I've been toying with virtual assistants that I actually use myself, and for this, a raspberry won't cut it. You want:
- A heavy machine with a lot of oomph, definitely a good graphics card and working CUDA drivers. The more the better, most models being run as a service run on CRAZY hardware. But my personal gaming machine does okay.
- Coding approach centered around streaming, aka: give me the tokens immediately as they are generated, don't wait for full answer. You have to play a bit with granularity. I think good starting point would be to grab the tokens, and send them to speech interface when you have full sentences. Otherwise the intonation will be far off.
- Fastest, real-time, gpu-accelerated versions of any parts, so use a very low-latency text-to-speech solution, preferably gpu accelerated, along with the model.
- Unfortunately offline models you can run locally are somewhat slower and stupider than the big models you use via API. But they make up for that by being more secure, especially with RAG, or at least letting you control the security. And being potentially more cost-effective, depending on how you calculate costs.
So, just general advice, but if you see the slowness demonstrated in this video, you can see that a raspberry is not good for low-latency case. I built my own virtual assistant on top of a local model, running it on my gaming beast, and it runs with acceptable latency, aka some seconds most of the time. To get natural dialogue going on, you actually want faster, and that requires heavier hardware.
But all is good for research and experimentation!

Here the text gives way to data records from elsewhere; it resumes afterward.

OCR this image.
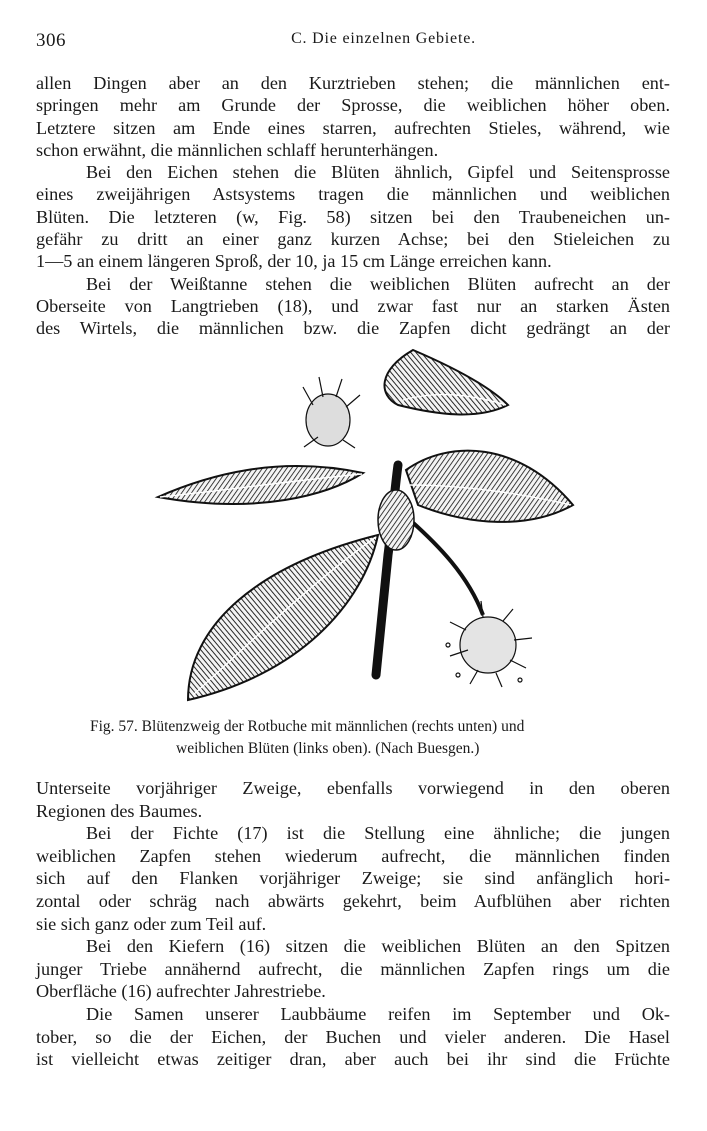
306	C. Die einzelnen Gebiete.
allen Dingen aber an den Kurztrieben stehen; die männlichen ent-
springen mehr am Grunde der Sprosse, die weiblichen höher oben.
Letztere sitzen am Ende eines starren, aufrechten Stieles, während, wie
schon erwähnt, die männlichen schlaff herunterhängen.
Bei den Eichen stehen die Blüten ähnlich, Gipfel und Seitensprosse
eines zweijährigen Astsystems tragen die männlichen und weiblichen
Blüten. Die letzteren (w, Fig. 58) sitzen bei den Traubeneichen un-
gefähr zu dritt an einer ganz kurzen Achse; bei den Stieleichen zu
1—5 an einem längeren Sproß, der 10, ja 15 cm Länge erreichen kann.
Bei der Weißtanne stehen die weiblichen Blüten aufrecht an der
Oberseite von Langtrieben (18), und zwar fast nur an starken Ästen
des Wirtels, die männlichen bzw. die Zapfen dicht gedrängt an der
Fig. 57. Blütenzweig der Rotbuche mit männlichen (rechts unten) und
weiblichen Blüten (links oben). (Nach Buesgen.)
Unterseite vorjähriger Zweige, ebenfalls vorwiegend in den oberen
Regionen des Baumes.
Bei der Fichte (17) ist die Stellung eine ähnliche; die jungen
weiblichen Zapfen stehen wiederum aufrecht, die männlichen finden
sich auf den Flanken vorjähriger Zweige; sie sind anfänglich hori-
zontal oder schräg nach abwärts gekehrt, beim Aufblühen aber richten
sie sich ganz oder zum Teil auf.
Bei den Kiefern (16) sitzen die weiblichen Blüten an den Spitzen
junger Triebe annähernd aufrecht, die männlichen Zapfen rings um die
Oberfläche (16) aufrechter Jahrestriebe.
Die Samen unserer Laubbäume reifen im September und Ok-
tober, so die der Eichen, der Buchen und vieler anderen. Die Hasel
ist vielleicht etwas zeitiger dran, aber auch bei ihr sind die Früchte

Latency and speed is an optimization question once you know what you want to be building.
@@DevXplainingWould you recommend Nvidia's Jetson nano then? And thanks by the way, I appreciate the detailed response.
Thanks for the Video !!! Will try on my Raspberry Pi 5 with 8GB of RAM !!!
Perfect! It's gonna be slowwww... But fully local too :)
Thanks for this and your "How to run ChatGPT in your own laptop for free? | GPT4All" video showing the practicalities of running a language model. I think that an important aspect and benefit of a local model is being able to train it. Please cover this or point us. Being able to read pdfs to learn would be great.